Voting day gave CHRIS BENNETT a little time to reflect during the short wait to make his mark.


VOTING day was a pleasant outing. A bit of a glitch when I got turned away at the first polling station, which was near my house, and was told I had to vote where I was registered, which was not too much further. My first choice of polling station had started to run out of papers at about 10am; the one at the Munster Sports Club had a short cue and a carnival atmosphere.

There was a good mood and all sorts of neighbours emerged from the woodwork.

The election was a great excuse for many people to take a bit of a break. For the price of a couple of days leave you got almost a week’s holiday. This would explain the crowds on our local beach. I counted nearly twenty people on the two kilometres of beach I walk. And three dogs.

The buzz word in this election seems to have been accountability, which gets trotted out, dusted off and paraded around for a few weeks prior to Election Day, when it is hidden at the back of some cupboard somewhere for the next four and a half years.

I looked it up in the dictionary, in fact in both of them. I also looked at Roget, another good way to clarify thoughts.

‘Dueness’ and ‘duty’ are the two words that leap from the page, closely followed by ‘responsibility’, ‘obligation’ and ‘the least one can do’.

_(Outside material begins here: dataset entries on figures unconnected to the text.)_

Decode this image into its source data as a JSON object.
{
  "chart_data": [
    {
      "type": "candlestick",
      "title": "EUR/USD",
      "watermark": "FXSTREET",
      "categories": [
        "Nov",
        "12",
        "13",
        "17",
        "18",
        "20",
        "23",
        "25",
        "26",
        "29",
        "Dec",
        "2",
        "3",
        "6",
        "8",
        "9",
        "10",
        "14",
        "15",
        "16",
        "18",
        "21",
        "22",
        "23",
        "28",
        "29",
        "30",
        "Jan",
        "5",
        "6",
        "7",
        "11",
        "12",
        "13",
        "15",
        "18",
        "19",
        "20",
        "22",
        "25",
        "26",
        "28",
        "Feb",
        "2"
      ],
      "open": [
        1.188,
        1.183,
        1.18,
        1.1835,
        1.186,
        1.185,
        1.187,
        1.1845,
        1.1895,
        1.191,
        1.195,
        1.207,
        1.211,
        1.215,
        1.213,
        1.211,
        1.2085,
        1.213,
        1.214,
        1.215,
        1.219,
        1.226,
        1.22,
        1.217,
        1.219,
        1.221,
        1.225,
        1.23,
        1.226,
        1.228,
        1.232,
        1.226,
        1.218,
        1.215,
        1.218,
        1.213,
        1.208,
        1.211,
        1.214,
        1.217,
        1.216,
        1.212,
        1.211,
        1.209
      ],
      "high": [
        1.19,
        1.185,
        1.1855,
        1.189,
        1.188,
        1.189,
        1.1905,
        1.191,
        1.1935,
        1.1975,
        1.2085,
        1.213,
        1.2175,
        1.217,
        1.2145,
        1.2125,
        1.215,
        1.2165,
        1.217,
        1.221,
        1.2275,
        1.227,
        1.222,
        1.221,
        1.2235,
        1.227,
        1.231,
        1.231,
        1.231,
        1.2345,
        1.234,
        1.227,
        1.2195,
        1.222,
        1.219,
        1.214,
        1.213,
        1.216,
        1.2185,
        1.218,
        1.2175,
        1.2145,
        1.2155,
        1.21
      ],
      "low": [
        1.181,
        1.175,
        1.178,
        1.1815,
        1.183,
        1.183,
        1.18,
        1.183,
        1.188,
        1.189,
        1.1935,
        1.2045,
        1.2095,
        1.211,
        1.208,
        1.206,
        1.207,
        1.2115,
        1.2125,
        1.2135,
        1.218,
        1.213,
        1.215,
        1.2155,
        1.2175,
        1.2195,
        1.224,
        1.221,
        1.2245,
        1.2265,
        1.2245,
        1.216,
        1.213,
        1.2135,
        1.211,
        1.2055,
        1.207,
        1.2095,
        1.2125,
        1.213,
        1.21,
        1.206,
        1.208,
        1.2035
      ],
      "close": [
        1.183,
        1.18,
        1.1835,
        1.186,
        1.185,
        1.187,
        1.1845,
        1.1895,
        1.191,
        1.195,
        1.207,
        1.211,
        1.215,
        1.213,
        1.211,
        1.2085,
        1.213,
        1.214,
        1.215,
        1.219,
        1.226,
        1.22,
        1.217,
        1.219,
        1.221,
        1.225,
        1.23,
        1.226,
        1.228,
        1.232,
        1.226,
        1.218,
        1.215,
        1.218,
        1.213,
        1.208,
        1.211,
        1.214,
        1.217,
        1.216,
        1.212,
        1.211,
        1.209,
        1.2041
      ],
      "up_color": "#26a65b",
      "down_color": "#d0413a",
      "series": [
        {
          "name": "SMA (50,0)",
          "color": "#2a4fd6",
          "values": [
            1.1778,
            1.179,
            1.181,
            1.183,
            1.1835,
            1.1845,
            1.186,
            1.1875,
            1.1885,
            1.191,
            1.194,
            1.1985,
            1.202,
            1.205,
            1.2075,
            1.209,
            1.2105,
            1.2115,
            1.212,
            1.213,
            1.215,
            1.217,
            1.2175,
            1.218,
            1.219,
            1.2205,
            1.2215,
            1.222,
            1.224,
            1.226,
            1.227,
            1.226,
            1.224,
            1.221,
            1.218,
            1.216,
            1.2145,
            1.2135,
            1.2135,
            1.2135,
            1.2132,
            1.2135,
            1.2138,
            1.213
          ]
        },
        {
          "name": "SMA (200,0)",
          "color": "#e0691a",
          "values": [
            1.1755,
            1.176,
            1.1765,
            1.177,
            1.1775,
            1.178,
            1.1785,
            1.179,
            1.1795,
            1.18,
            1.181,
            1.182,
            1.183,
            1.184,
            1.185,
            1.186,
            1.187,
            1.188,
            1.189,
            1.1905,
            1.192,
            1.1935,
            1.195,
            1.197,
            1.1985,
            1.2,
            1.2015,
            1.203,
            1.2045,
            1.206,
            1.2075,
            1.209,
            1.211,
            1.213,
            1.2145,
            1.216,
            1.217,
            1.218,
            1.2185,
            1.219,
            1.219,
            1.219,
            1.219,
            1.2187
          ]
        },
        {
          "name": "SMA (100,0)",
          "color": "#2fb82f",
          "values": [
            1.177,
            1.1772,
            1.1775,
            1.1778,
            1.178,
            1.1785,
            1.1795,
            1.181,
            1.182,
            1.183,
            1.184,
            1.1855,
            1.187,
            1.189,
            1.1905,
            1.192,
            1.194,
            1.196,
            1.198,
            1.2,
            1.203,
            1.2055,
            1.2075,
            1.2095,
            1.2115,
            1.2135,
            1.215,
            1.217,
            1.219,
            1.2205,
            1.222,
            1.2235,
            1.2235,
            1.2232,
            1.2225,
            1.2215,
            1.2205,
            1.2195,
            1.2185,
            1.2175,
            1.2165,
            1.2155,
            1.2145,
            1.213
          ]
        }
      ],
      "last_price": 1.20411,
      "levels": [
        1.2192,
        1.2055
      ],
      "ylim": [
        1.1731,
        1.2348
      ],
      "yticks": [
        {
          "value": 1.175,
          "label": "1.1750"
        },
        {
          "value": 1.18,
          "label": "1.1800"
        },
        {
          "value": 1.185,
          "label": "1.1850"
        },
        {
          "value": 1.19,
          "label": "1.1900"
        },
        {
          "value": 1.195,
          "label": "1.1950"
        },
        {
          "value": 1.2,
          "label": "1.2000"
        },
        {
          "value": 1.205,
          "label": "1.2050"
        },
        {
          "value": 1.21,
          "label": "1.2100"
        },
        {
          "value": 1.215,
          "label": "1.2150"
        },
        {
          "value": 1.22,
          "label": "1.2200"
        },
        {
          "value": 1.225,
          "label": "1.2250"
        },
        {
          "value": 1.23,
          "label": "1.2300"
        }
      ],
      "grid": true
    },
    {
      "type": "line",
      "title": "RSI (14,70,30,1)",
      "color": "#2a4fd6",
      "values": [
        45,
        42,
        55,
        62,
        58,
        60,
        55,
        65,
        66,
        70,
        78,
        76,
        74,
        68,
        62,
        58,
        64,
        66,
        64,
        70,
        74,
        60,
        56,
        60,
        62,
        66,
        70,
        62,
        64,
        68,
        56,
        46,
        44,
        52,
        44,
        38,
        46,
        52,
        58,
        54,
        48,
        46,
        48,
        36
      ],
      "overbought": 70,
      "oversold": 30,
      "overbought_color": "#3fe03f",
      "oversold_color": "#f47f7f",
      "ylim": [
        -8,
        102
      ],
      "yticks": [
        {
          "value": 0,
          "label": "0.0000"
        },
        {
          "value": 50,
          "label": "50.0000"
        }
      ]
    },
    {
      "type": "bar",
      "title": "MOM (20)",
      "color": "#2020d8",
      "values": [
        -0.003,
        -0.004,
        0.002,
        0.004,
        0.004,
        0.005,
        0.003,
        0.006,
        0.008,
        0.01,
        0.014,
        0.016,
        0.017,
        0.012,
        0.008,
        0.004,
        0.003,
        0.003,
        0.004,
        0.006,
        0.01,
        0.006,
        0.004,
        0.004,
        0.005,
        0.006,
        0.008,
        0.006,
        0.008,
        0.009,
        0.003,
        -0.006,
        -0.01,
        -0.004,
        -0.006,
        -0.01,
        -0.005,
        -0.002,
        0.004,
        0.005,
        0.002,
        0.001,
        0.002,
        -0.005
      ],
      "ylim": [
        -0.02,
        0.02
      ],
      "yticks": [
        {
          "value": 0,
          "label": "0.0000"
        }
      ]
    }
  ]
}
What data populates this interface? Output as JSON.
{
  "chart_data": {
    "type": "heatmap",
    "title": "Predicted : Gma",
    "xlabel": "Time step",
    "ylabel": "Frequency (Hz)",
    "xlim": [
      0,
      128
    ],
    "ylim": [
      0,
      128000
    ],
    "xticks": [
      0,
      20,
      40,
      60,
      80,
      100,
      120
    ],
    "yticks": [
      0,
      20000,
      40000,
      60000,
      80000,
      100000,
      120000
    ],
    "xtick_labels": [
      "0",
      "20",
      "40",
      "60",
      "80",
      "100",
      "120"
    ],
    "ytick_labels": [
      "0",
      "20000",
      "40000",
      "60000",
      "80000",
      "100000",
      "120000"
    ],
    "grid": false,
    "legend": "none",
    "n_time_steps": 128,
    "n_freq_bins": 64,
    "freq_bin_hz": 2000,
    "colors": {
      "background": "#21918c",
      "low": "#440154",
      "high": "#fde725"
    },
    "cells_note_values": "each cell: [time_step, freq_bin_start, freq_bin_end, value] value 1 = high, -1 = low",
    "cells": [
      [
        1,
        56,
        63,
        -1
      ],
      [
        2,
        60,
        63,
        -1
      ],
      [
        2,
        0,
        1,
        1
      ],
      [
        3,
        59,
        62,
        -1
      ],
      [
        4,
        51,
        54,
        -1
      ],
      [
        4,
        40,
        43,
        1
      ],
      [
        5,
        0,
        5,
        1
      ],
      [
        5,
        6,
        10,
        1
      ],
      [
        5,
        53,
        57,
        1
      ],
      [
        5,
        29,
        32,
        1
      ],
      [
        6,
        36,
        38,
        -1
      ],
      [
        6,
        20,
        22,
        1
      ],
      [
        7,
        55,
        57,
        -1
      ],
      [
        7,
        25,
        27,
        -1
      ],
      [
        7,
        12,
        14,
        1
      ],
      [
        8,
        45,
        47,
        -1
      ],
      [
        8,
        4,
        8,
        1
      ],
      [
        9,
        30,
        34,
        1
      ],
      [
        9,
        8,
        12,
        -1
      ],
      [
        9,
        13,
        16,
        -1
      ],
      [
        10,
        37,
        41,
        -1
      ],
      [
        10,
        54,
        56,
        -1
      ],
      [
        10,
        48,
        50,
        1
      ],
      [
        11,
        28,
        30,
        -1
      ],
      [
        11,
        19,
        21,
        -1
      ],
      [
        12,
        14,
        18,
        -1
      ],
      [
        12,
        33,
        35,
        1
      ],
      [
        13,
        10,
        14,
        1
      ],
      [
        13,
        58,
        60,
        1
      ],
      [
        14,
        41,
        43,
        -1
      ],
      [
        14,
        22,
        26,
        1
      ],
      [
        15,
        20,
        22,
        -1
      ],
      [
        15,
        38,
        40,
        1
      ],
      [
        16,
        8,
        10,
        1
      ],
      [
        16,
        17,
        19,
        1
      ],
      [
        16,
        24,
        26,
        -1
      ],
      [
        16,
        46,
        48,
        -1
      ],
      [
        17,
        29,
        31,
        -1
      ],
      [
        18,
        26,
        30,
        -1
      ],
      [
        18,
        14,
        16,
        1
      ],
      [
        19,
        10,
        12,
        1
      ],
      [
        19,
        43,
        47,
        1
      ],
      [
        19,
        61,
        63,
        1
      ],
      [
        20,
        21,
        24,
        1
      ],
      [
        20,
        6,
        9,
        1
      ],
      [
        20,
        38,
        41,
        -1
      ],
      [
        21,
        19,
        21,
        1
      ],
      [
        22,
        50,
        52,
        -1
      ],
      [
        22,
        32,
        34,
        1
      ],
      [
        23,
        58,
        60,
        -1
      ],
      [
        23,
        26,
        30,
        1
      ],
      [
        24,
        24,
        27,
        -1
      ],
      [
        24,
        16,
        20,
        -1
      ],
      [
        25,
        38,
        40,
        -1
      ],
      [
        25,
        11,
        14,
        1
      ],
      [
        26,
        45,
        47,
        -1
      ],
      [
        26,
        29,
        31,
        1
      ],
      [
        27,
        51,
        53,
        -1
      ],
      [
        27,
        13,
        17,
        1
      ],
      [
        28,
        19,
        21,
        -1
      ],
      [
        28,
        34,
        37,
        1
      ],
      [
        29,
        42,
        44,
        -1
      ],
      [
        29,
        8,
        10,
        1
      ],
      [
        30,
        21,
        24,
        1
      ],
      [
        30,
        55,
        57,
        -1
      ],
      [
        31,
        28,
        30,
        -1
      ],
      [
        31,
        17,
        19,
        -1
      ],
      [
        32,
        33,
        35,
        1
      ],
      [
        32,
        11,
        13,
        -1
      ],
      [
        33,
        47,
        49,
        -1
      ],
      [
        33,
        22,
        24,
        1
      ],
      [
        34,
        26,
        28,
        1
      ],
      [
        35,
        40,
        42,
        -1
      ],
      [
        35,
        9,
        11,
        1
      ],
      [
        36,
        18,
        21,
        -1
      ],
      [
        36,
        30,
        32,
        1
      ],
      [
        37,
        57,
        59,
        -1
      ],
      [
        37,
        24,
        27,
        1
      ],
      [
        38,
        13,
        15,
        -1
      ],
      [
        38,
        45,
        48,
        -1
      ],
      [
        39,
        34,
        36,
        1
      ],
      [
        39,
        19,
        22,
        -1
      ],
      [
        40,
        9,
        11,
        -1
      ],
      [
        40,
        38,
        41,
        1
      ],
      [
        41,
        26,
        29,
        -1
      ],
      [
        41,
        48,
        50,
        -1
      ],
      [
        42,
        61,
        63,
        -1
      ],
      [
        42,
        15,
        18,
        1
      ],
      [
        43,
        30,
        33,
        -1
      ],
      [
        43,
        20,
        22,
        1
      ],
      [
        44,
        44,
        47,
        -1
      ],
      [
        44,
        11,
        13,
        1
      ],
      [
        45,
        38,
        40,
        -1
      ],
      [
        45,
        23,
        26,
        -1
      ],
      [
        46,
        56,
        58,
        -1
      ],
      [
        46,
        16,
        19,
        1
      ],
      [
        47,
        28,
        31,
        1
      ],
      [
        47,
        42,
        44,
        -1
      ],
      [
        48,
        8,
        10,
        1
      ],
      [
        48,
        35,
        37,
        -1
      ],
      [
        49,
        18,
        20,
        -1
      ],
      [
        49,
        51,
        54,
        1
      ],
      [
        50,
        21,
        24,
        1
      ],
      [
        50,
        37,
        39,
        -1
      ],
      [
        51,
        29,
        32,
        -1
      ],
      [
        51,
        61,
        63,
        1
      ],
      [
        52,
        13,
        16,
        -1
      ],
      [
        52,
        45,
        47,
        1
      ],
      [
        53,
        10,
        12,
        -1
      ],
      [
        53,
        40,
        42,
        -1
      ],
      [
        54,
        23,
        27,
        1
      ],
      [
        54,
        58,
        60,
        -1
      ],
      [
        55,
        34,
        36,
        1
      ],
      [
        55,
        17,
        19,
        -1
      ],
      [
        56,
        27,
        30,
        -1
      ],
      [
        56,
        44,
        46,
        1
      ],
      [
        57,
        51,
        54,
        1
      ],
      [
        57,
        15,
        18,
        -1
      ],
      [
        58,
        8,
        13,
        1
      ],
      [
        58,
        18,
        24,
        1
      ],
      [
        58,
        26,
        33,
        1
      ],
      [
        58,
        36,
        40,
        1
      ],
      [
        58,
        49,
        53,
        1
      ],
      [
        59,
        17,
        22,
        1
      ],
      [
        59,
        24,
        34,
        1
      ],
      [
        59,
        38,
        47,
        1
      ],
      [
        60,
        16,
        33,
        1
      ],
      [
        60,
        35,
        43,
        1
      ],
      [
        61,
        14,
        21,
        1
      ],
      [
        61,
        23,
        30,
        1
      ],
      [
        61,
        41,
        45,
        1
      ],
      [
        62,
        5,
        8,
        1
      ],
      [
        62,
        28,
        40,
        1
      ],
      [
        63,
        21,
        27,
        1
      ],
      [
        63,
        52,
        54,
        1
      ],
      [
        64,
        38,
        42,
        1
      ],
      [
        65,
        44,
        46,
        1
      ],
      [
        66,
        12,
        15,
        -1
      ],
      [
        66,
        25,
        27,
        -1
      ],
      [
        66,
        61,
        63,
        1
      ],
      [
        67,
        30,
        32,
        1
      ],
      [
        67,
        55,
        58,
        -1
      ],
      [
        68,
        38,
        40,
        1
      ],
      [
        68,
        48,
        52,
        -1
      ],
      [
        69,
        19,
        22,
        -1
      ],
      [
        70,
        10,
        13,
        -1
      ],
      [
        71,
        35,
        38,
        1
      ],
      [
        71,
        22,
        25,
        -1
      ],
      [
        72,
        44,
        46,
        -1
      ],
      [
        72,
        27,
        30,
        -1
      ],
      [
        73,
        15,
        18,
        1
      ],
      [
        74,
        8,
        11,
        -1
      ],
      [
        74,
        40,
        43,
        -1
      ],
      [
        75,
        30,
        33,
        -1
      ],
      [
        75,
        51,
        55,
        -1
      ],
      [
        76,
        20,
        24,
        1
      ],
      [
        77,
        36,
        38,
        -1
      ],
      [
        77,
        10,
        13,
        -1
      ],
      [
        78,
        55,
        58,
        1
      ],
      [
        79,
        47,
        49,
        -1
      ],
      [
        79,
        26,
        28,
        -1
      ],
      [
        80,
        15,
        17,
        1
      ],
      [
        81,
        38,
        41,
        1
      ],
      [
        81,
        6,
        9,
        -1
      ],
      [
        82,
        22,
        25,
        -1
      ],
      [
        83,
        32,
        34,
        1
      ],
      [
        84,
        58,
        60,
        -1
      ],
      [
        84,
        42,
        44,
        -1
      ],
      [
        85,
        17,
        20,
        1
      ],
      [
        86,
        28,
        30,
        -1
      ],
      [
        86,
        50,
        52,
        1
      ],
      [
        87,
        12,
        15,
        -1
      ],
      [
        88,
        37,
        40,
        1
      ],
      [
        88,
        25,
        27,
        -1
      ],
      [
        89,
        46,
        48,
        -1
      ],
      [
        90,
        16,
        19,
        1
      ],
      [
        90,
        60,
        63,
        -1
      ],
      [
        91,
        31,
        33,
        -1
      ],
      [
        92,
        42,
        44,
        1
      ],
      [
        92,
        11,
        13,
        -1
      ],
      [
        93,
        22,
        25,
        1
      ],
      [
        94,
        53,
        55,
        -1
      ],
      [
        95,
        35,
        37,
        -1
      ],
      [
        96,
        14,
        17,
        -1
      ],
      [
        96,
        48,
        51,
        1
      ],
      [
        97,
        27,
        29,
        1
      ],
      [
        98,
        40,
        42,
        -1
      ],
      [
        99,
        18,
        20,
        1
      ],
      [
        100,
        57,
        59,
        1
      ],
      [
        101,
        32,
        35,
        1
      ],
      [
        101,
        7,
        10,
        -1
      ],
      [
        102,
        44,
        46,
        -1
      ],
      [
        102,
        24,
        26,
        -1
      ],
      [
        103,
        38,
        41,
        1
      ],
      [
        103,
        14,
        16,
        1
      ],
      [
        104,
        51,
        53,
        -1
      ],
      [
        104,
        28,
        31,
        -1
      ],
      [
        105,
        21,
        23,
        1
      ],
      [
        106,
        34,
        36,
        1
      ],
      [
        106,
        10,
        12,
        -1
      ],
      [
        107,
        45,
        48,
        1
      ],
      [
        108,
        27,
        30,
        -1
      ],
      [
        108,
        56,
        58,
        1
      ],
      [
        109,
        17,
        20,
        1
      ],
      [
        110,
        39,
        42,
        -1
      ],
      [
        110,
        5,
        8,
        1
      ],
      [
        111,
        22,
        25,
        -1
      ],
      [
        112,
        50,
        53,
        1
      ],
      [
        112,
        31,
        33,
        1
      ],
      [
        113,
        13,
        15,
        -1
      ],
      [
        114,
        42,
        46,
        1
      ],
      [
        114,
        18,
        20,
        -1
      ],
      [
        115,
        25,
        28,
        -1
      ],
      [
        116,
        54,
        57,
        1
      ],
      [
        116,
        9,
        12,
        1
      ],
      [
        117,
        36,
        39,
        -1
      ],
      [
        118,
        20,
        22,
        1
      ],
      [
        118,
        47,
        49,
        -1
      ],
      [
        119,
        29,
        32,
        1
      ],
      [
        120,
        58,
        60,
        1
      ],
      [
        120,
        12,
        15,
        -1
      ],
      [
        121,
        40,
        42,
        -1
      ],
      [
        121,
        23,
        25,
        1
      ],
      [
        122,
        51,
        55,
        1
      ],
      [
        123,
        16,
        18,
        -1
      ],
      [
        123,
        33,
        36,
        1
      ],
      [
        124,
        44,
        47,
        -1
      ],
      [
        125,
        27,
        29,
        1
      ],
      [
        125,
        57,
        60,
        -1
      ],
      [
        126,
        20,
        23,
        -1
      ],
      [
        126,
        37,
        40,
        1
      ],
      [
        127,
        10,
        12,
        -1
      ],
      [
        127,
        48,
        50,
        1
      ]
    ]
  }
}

Don’t you love that last one? Our council, comprised largely of fine men and women, may care to bear a few of these definitions in mind as we enter the next five years of life in the sunshine democracy. Having to explain to visitors who come down here twice a year why we still have a crumbling waterfront and a collapsed pier in Margate gets a bit tricky by
the third year.

The problem seems to me to be two pronged; on the one tine is the problem of knowing what to do or who to ask, and on the other is the problem of believing that we are their servants, not the other way round. Now I know some of you may be thinking that to see the masses as the boss is not the African way, the fact surely remains that we put our crosses against the party of our choice. It is that party which then becomes accountable. We, the people, are to be answered to.

Talking of visitors I am sure I saw a lot more Zimbabwean cars down here this time around. It is nice to know that once again the South Coast can help to bring sunshine and the seaside in to the lives of those up north. Well, some of them, anyway.

A friend who is a property developer was hoping to toddle over to meet up with old pals; she couldn’t make it because of work, which is a promising sign. The beauty of the South Coast and its lifestyle has not lost its allure it would seem.